I’ve thought about this a lot because writing has been a part of me for years, but I wasn’t always a writer. There was a time in my life, before the age of twelve, where I hated reading, where I didn’t write at all. If I hadn’t chosen to pick up a book, if I hadn’t chosen to write stories… where would I be right now? What would I be doing in my free time?
I’m not sure. A part of me wonders if I’d be doing more photography stuff. I love photography, but only do it as a hobby and don’t do it that much anymore. But would I have chosen photography as my passion? Or would there be something else?
Watching more anime.
Reading more manga.
Playing plenty of video games.
I’ve actually replaced my writing time with reading, drawing/ painting and playing video games. I’m trying to get back to writing but it’s hard for me to be okay with writing when other people are around but I’ll only have to deal with this for a few more months.
What I am now. I’m not “just a writer”, and so “I do what I want”. Its only sometimes that that is devoted to writing.
That and I have a personality type that refuses to be defined by a mere facet.
I used to draw and paint a lot, and compose music until writing squeezed those things out. If I lost the ability to write for some reason, I assume I’d go back to them…? In fact, my first project would be to start the webcomic I’ve been thinking about for so long. ¯\_(ﭢ)_/¯
I might have gone into illustration, actually. I used to love making little comic-like drawings out of characters I created long before I started writing. Also did some watercolor painting with pencils. Might have done more of that.
Might have pursued poetry more seriously. In terms of writing, poetry is definitely more of a hobby.
Might have actually gotten voice lessons instead of wistfully looking at the high prices and then putting all the money into buying watercolor pencils. Another thing I loved was singing, but never in front of people XD Probably wouldn’t have pursued a singing career, but I might have actually gotten voice lessons because I was always interested in them. Still might, some day.
Might have pursued piano more. I used to take piano lessons and definitely want to get back into it again some day.
The problem is, I have too many hobbies that I could have chosen from to do one of them more seriously XD
I don’t know. Writing is all I have.
I’d probably be very bored because there’s really nothing else to do at home
I’d probably stalk alena more. (shes my friend its a joke x3)
No but really I’d probably learn and instrument or dive deep into my studies.

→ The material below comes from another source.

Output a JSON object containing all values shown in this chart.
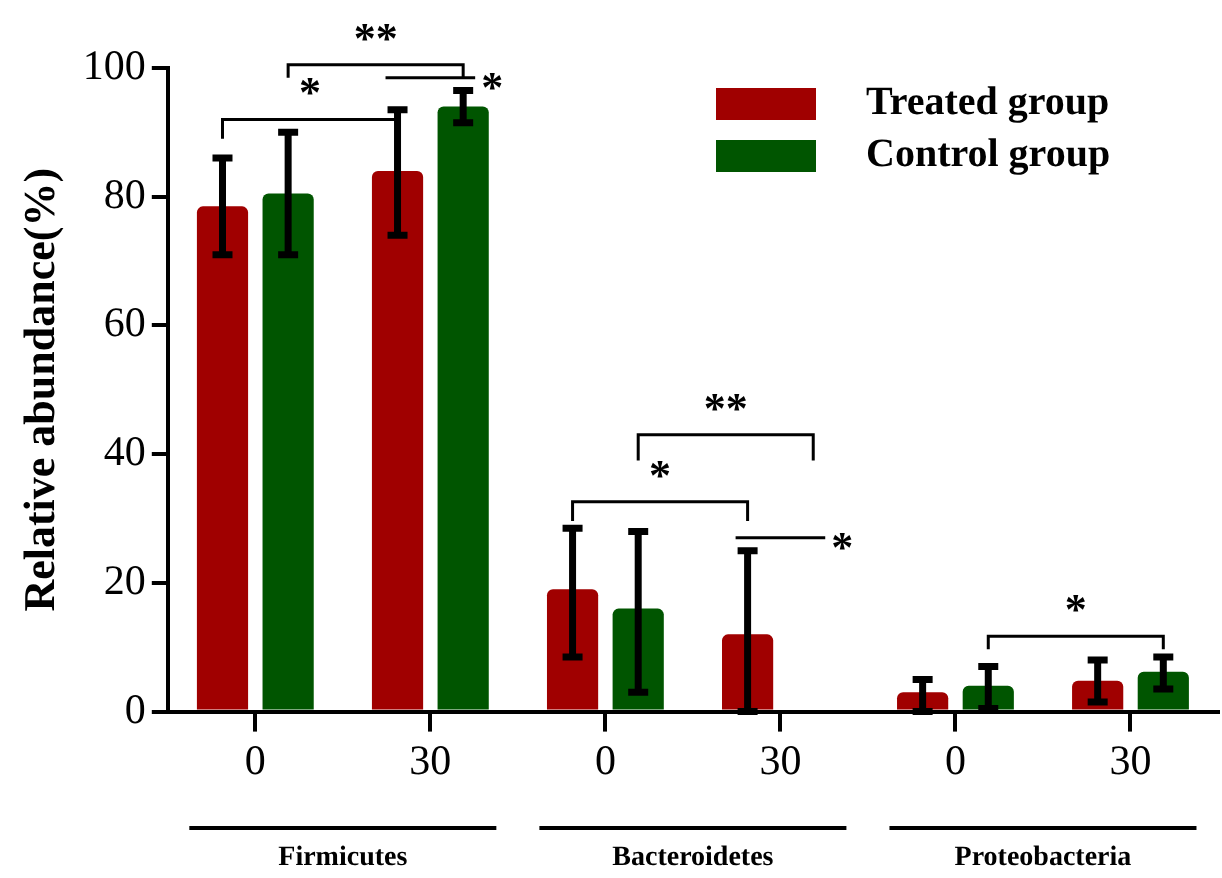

Definitely play more piano. I’m not the best pianist around by far but I do have enough skill to learn a few pieces on my own. Learning pieces take a ton of time, and if I’ve devoted all of my time writing to piano-playing, my repertoire would’ve tripled or quadrupled by now.
I probably would’ve watched more shows too XD
What I already do and can’t find enough time for! Walking, gardening, working out, watching figure-skating, reading and playing video-games. Video-games in particular just took a back seat to writing lately.
I’m honestly not sure. Most likely would have gotten more into video games and drawing fan art for it, since that’s what I did before I started writing. But maybe would’ve continued playing music (the violin, maybe would’ve tried piano), or practiced more for field hockey. It’s hard to think about what I would’ve done had I not decided to write. I feel like my life would be a lot different
Okay, the actual answer? Probably walking Oscar, or going to the gym. What else? Looking into a theory of some sort and learning about it. Fixing things up. Music too.
Perhaps more art and design. Or maybe I’d finally have learned to play the keyboard properly
My writing motivation is extremely ups-and-downs, and I’ve learned during the downs that it’s best to let myself recharge and do other things instead of trying to force myself to write. So it’s a lot of jewelry making, baking, cooking, kickboxing, managing my side hustles, and researching random things.